A new technical challenge is reducing the number of relapses, complications during and after injection of enzyme preparations; reduction of terms of treatment of patients; the more persistent therapeutic effect; the possibility of deferral or exclusion holding intraocular surgery patients with proliferative diabetic vitreoretinopathy and traumatic lesions of the eye.

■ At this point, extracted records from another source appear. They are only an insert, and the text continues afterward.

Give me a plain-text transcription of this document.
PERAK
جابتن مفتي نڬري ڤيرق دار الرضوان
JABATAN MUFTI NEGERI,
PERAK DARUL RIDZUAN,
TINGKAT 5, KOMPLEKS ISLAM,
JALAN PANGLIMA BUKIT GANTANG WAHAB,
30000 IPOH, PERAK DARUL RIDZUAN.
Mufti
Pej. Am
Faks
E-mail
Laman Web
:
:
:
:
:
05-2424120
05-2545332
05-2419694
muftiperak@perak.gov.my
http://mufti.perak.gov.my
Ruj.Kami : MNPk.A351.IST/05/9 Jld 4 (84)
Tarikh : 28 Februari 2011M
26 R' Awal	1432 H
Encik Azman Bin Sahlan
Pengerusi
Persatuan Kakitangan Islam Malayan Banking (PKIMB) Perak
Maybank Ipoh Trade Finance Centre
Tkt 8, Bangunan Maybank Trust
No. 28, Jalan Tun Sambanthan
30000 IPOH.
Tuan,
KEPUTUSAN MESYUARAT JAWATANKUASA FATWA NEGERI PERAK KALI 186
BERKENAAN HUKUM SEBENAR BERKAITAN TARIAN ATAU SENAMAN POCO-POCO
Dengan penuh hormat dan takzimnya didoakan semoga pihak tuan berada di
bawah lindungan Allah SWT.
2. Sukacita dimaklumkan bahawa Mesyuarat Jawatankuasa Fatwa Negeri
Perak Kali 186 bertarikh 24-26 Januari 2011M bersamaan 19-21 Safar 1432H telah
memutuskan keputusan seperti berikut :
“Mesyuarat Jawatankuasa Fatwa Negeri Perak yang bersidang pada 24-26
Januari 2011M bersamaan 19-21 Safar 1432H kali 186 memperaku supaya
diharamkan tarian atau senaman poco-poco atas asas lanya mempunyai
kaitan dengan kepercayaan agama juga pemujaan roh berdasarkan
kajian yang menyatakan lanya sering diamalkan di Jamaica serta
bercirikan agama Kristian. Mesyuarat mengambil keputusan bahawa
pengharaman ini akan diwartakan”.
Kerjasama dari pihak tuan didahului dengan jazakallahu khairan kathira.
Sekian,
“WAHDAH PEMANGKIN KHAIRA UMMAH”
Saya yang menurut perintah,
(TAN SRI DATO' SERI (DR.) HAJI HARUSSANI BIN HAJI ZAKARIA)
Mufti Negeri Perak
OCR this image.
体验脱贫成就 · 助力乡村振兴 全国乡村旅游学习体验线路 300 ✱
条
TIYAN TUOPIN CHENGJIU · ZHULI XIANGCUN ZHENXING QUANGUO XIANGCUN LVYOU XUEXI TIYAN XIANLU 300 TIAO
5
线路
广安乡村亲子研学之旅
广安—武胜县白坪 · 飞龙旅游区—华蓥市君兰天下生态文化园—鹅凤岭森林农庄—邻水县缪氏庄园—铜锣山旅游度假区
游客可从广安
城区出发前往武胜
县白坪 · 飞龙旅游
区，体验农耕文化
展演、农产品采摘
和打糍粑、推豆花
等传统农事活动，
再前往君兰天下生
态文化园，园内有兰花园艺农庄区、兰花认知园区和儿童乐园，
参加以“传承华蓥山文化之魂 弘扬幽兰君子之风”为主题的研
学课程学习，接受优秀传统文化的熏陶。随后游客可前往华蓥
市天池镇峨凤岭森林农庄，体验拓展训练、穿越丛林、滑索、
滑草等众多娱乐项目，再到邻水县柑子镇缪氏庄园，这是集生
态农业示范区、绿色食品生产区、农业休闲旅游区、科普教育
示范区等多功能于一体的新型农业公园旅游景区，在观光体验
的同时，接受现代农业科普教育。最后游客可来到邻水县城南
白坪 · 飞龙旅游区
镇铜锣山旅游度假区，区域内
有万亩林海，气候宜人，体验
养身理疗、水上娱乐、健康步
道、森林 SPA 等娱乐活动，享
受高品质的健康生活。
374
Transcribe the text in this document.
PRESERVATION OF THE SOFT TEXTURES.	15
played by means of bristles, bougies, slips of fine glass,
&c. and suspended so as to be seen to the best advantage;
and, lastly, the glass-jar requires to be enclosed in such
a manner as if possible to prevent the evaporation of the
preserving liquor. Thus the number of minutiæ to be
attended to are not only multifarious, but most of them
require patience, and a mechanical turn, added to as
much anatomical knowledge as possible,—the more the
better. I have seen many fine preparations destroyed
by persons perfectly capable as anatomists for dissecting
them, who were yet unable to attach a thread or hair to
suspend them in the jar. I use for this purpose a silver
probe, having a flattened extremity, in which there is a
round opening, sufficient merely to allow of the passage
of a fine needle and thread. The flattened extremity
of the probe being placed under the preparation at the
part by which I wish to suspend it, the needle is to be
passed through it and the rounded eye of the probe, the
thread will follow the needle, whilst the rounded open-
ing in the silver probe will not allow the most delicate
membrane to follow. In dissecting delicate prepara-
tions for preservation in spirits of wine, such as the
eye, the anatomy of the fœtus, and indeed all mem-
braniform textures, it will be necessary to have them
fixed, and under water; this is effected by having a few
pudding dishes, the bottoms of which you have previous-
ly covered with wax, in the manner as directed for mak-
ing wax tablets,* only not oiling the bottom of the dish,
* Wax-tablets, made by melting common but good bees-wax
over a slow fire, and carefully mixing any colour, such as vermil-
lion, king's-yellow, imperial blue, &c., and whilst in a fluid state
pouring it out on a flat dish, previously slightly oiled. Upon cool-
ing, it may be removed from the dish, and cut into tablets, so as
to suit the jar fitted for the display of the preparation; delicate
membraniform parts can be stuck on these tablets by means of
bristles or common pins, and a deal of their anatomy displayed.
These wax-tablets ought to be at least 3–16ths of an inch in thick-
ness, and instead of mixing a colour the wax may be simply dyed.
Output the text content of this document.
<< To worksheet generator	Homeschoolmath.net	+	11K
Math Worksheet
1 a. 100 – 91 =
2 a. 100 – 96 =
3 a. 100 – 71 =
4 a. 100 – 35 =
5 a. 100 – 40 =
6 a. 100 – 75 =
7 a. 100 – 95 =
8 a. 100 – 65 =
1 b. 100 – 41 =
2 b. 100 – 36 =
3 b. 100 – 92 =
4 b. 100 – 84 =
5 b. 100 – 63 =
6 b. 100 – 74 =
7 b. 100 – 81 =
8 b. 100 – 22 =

To solve the problem in the way of enzyme therapy, which consists in the introduction of kulalisena through the injection needle, vcol which is carried out in the sclera at a distance of 3-4 mm from the limbus, which then hold on the periphery of the vitreous body, and then fail to epiretinal space, and the enzyme preparation at a dose of 2-10 KE once injected directly into fibrous tissue or pour out upon her, and with rough fibrous changes of the enzyme was carried out through a needle bent at an angle of 30-40 degrees tip, which simultaneously carry out the mechanical separation of epiretinal membranes or vartotojo.
The method is as follows.
Enzyme therapy according to the proposed method is carried out in the conditions of the treatment room under the control of the head binocular Ophthalmoscope (NB-2) with lens +20,0 D. Pre-diluted enzyme preparation collalysin in a dosage of from 2 to 10 To the in 0.1 ml of isotonic sodium chloride solution. Then the prepared enzyme solution trying to enter into an insulin syringe, put intradermal needle from dvukhmillimyetrovogo syringe size 0,63·32 mm At the maximum mydriasis patient will triple intelliroute anesthetic with an interval of 3-5 minutes (0.5% of p-p dikaina or 0.4% p-p of isocaine). Then fix the eyeball by imposing on him wearechangela. Then produce vcol needle in the sclera 3-4 mm from the limbus (where the projection of the flat part of the ciliary body) on 10-11 hours (figure 1). Next, a needle carried out in epiretinal space (figure 2) and the enzyme is injected directly into epiretinal fibrosis (membrane, swarty) or simply pour out on them (figure 3). If you have coarse fibrous changes, the tip intradermal needle before injection of the drug is bent at an angle of 30-40 degrees (figure 4)that allows the injection of the drug at the same time mechanically to hold the office of epiretinal membranes or vartotojo.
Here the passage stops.